I read an article the other day in which the author declared, “I’m not a liar. But Facebook is.” She went on to say that the image of her life, as created by her Facebook comments and photos, was much rosier than her actual life. In a way, she was creating a lie about herself.
This is probably true of most of us. We use social media mostly to share happy moments, to revel in our small (and large) successes, to announce good news. We occasionally gripe or vent or complain, but despite that, most of us unintentionally post an incomplete picture of our lives, and one that paints us as happier, more successful, and more fulfilled than we actually are.
So today, I am going to admit some truths that aren’t always seen on my Facebook or my blog pages.
I love my kids, but some days they drive me crazy. Like, crying in the bathroom crazy. Like, sending them to their room so I can calm down crazy. Like, meeting my husband at the door with my car keys in my hand at the end of the day crazy.
It took me years – literally years to potty train my kids.
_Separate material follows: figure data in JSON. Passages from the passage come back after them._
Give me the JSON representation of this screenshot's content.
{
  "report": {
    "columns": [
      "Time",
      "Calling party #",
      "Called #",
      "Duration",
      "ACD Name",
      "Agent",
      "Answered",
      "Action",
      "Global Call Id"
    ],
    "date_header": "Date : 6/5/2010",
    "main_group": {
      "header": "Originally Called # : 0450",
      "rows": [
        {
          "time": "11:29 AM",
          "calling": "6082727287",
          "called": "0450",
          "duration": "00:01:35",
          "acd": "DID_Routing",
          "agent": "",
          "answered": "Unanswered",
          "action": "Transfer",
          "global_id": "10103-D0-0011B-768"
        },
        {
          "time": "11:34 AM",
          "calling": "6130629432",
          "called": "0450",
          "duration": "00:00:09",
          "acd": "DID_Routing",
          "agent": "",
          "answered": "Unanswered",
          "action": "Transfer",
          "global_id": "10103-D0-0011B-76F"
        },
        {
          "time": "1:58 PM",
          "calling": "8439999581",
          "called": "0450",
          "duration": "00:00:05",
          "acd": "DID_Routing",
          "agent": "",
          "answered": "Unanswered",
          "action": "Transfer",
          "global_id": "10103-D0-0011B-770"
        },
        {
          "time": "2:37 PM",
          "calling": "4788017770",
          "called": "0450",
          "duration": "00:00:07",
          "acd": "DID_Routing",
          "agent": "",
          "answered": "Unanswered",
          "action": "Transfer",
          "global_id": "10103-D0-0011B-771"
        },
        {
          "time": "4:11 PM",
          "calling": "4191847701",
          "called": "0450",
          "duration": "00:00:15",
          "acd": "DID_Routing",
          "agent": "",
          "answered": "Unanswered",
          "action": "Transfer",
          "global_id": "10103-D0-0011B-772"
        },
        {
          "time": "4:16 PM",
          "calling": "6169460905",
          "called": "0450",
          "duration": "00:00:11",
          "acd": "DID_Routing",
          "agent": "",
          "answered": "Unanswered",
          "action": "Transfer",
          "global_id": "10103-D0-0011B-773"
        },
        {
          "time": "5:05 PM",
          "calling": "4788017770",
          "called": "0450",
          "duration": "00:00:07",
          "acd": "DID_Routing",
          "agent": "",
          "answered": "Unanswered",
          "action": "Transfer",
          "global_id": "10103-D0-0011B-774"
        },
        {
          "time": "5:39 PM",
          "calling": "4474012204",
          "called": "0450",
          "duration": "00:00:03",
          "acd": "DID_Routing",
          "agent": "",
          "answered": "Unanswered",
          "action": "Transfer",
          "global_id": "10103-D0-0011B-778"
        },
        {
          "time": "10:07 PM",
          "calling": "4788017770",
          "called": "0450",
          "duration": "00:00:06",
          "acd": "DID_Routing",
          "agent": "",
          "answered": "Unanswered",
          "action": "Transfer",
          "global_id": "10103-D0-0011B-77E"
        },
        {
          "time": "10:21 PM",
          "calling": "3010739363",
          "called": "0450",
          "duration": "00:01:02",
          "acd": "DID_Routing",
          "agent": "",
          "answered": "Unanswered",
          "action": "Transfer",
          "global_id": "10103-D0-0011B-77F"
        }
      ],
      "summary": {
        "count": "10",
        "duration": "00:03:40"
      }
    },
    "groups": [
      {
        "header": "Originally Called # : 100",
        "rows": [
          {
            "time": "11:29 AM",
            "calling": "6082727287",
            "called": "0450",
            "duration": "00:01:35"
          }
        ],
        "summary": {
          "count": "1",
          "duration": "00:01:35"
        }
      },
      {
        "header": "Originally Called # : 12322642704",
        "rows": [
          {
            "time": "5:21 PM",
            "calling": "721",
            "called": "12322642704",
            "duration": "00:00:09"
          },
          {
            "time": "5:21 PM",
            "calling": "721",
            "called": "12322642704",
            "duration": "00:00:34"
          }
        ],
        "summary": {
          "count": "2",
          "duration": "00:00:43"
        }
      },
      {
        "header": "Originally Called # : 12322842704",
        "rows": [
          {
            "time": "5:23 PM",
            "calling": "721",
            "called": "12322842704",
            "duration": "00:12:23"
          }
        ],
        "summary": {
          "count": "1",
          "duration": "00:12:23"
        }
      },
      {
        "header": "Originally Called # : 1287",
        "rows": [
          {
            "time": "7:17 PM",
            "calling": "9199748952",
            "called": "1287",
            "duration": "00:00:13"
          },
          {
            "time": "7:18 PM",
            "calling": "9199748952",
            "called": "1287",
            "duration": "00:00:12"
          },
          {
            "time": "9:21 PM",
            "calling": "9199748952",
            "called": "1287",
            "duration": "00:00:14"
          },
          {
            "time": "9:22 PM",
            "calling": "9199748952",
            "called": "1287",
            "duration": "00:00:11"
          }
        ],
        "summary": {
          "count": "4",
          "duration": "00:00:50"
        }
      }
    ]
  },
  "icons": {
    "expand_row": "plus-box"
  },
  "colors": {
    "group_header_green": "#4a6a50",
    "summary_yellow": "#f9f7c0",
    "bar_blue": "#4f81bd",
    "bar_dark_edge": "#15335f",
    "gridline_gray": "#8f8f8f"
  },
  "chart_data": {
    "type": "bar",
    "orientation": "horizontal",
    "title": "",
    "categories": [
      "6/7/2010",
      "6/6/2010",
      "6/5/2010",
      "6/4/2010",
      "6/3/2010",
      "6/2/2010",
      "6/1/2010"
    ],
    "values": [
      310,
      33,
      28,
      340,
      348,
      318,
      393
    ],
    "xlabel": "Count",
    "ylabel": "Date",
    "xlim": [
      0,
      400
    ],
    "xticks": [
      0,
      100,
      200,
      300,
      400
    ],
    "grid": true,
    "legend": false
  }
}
I fake my way through a lot of parenting. I act like I know what I’m doing, but I’m totally flying by the seat of my pants. I let my kids watch TV and play with their Kindles a lot more hours of the day than I should. Sometimes I don’t take them outside to play because I don’t feel like going outside. I don’t offer them vegetables as often as I should.
I love my husband – a LOT – but there are times when I really, really want to punch him in the nose. Or at least Gibbs-slap him for being clueless. Sometimes we yell at each other, usually about stupid stuff. When I get mad at him, I do stupid, childish, passive-aggressive things like making him get his own dinner plate, even though I bring everyone else’s to them. Or I bring everyone’s clean laundry upstairs and leave his in the laundry room or on the stairs. (I strongly suspect he has never noticed either of these things, but it makes me feel better, in a petty, vindictive kind of way.)
I am terrified of home schooling. Even though part of me knows I am perfectly qualified to do it, at least for a few years, another part of me is sure that I’ll leave him unprepared for life and he’ll end up in some boring, dead-end job because I didn’t teach him to use a ten frame properly.
I make it a joke on Facebook, but I really do let my kids run around without pants on a lot of the time. And there are still a lot of days when we don’t change out of our pajamas until after lunch. Sometimes we don’t brush our hair or teeth till then either. And sometimes not even then.
I let them do stuff they probably shouldn’t, like climbing up the stairs on the other side of the bannister, or sliding down the bannister, or going outside with bare feet or no coat when it’s only 45 degrees out, or riding their bikes in the driveway without a helmet.